Car tout est intelligent dans cet album. Le sujet d’abord qui utilise audacieusement les brèches de l’histoire pour nous proposer une fable fantastique dont les noms, pour le moins, nous sont familiers. Le visiteur de Montmartre ne met pas longtemps à savoir que la butte doit son nom à Saint Denis qui, selon la légende, réussit à se saisir de sa tête après sa décapitation et gravit la colline qui devint le « mont du martyre ». En revanche, quand il trouve, dans un repli de la Butte, la rue qui porte son nom et le monument qui lui rend hommage, peut-être ne sait-il pas que Jean-François Lefebvre, Chevalier de la Barre fut, le 1er juillet 1766, supplicié (langue coupée) puis décapité à l’âge de 19 ans, pour avoir refusé de saluer une procession. Voltaire, parmi les premiers, en fit le martyre de la libre pensée.

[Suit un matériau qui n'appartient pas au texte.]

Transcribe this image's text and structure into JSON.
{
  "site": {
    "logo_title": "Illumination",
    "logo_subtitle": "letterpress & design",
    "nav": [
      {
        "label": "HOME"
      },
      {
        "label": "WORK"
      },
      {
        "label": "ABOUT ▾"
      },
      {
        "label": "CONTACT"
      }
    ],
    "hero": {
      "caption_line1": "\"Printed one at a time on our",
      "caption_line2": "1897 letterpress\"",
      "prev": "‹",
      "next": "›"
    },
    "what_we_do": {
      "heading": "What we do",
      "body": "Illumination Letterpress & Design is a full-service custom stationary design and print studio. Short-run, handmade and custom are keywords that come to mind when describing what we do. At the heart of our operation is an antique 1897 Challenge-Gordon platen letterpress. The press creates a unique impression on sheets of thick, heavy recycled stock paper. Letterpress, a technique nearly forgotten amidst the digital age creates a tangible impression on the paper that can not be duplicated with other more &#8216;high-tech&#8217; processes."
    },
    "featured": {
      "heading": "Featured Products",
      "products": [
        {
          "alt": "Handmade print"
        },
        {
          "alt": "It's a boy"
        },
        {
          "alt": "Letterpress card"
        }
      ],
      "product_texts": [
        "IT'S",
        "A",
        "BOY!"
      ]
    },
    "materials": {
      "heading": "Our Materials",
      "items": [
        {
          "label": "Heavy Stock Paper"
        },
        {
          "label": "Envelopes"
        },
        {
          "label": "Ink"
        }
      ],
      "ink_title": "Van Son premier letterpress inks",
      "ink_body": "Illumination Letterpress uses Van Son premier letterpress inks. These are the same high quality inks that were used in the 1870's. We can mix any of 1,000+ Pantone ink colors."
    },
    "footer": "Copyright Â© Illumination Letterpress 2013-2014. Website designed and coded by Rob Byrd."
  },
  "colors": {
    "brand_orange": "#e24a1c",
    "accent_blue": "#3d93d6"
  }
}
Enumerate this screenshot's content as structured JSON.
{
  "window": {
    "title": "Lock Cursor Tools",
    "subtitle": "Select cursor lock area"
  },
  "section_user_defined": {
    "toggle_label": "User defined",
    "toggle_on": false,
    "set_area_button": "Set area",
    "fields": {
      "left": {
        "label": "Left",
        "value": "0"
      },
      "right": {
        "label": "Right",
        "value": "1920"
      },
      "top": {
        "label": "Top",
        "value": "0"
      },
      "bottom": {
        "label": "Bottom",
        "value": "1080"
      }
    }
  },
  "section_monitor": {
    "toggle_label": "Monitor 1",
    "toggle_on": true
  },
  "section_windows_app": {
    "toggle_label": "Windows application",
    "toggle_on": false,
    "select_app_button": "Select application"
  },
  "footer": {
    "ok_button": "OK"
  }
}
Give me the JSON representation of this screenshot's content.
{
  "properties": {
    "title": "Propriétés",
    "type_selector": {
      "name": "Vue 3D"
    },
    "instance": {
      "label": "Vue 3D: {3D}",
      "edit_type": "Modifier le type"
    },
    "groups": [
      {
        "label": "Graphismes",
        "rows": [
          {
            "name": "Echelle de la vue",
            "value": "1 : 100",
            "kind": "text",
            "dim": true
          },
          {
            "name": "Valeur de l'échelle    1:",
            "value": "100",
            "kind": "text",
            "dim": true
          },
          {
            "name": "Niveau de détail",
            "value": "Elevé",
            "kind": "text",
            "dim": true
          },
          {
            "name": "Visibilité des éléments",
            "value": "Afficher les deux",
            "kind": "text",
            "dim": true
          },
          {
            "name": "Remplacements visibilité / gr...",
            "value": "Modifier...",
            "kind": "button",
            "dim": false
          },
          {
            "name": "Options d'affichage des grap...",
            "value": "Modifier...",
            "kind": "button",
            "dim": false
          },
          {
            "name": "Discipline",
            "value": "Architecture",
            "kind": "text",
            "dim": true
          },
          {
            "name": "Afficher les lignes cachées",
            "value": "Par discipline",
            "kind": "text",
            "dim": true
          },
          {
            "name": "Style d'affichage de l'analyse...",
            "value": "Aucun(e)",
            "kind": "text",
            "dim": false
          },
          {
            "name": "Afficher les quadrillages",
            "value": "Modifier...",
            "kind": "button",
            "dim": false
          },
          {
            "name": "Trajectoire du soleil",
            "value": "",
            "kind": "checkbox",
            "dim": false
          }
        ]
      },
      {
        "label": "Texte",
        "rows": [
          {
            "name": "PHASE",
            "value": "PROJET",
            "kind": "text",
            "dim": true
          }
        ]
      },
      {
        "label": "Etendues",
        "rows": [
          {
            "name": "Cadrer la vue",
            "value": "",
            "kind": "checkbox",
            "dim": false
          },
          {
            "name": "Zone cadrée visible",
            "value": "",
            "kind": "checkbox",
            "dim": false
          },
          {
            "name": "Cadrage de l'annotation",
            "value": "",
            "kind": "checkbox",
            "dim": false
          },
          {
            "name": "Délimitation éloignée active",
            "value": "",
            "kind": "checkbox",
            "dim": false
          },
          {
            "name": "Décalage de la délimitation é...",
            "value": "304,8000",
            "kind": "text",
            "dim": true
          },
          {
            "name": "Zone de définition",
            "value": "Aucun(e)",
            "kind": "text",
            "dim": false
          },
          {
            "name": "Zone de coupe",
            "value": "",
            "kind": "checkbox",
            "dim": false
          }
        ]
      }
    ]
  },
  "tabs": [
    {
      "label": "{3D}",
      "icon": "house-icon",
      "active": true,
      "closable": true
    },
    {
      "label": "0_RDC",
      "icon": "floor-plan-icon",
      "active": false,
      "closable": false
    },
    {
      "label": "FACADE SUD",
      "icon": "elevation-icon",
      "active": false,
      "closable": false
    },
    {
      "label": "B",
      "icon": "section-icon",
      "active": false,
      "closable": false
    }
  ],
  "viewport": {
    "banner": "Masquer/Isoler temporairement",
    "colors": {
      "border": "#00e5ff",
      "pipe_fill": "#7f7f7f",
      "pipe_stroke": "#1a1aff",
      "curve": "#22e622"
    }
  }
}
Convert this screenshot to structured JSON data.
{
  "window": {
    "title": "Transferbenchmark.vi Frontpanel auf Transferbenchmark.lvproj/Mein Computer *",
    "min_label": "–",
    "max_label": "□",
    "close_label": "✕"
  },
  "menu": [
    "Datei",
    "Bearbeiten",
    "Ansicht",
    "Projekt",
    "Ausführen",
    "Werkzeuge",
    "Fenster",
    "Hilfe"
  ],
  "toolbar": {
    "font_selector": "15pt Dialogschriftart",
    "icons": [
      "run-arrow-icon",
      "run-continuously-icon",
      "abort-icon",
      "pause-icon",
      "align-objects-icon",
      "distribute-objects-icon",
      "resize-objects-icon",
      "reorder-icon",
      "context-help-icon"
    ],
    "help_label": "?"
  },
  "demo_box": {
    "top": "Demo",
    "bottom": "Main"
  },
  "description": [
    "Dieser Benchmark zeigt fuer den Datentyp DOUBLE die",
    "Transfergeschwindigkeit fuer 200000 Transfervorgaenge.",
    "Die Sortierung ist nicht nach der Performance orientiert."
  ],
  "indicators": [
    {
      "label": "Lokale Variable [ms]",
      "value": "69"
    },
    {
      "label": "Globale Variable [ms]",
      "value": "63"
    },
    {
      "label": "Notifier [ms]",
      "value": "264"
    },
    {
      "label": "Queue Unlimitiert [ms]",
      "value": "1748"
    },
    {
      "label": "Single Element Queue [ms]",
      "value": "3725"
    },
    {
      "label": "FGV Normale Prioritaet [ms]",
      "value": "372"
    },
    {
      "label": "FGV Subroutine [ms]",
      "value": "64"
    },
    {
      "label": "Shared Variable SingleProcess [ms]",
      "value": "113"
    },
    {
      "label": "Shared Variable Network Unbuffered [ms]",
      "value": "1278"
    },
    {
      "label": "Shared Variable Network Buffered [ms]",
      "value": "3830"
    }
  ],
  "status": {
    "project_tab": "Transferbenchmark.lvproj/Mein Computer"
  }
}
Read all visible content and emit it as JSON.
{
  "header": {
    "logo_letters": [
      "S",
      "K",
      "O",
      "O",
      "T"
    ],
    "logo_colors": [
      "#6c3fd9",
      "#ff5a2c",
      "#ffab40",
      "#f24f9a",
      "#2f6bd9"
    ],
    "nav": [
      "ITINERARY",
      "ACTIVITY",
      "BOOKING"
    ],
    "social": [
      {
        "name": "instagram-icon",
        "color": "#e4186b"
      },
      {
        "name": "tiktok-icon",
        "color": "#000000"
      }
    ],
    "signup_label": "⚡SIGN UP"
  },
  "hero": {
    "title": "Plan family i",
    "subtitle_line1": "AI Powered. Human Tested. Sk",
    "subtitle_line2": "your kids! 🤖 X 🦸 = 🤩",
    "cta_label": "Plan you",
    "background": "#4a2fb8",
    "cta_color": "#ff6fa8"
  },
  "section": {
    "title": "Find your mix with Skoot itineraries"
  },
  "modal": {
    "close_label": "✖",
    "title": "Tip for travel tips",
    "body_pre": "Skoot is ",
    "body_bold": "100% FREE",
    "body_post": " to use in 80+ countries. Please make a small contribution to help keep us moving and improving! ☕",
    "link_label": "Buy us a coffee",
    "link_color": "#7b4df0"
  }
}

Une fable parfaitement documentée

Un autre personnage de l’album mérite notre attention, un homme dont Victor Hugo a pu dire, pas seulement à cause de son pied-bot,« Tout en lui boitait comme lui » : Charles-Maurice de Talleyrand-Périgord, le futur ministre des affaires étrangères de Napoléon et de Louis XVIII, l’incarnation par excellence du politicien moderne. On le retrouve ici jeune prêtre, goûtant déjà les intrigues politiques (et la bonne chair), proche de la reine au point de la manipuler, déjà. Tout ces détails ne sont pas là par hasard : diplômée de l’Ecole des Chartes, Valérie Mangin connaît, si l’on peut dire, son histoire.
Le dessinateur Griffo aussi qui retrouve ici le décor historique de Giacomo C. Le prolifique Flamand est parfait dans l’exécution des costumes et des décors parisiens. Sa facture classique, une Ligne Claire parfaitement adaptée à la restitution de l’Histoire, met le lecteur sous le charme tandis que la scénariste Valérie Mangin s’ingénie à l’affoler.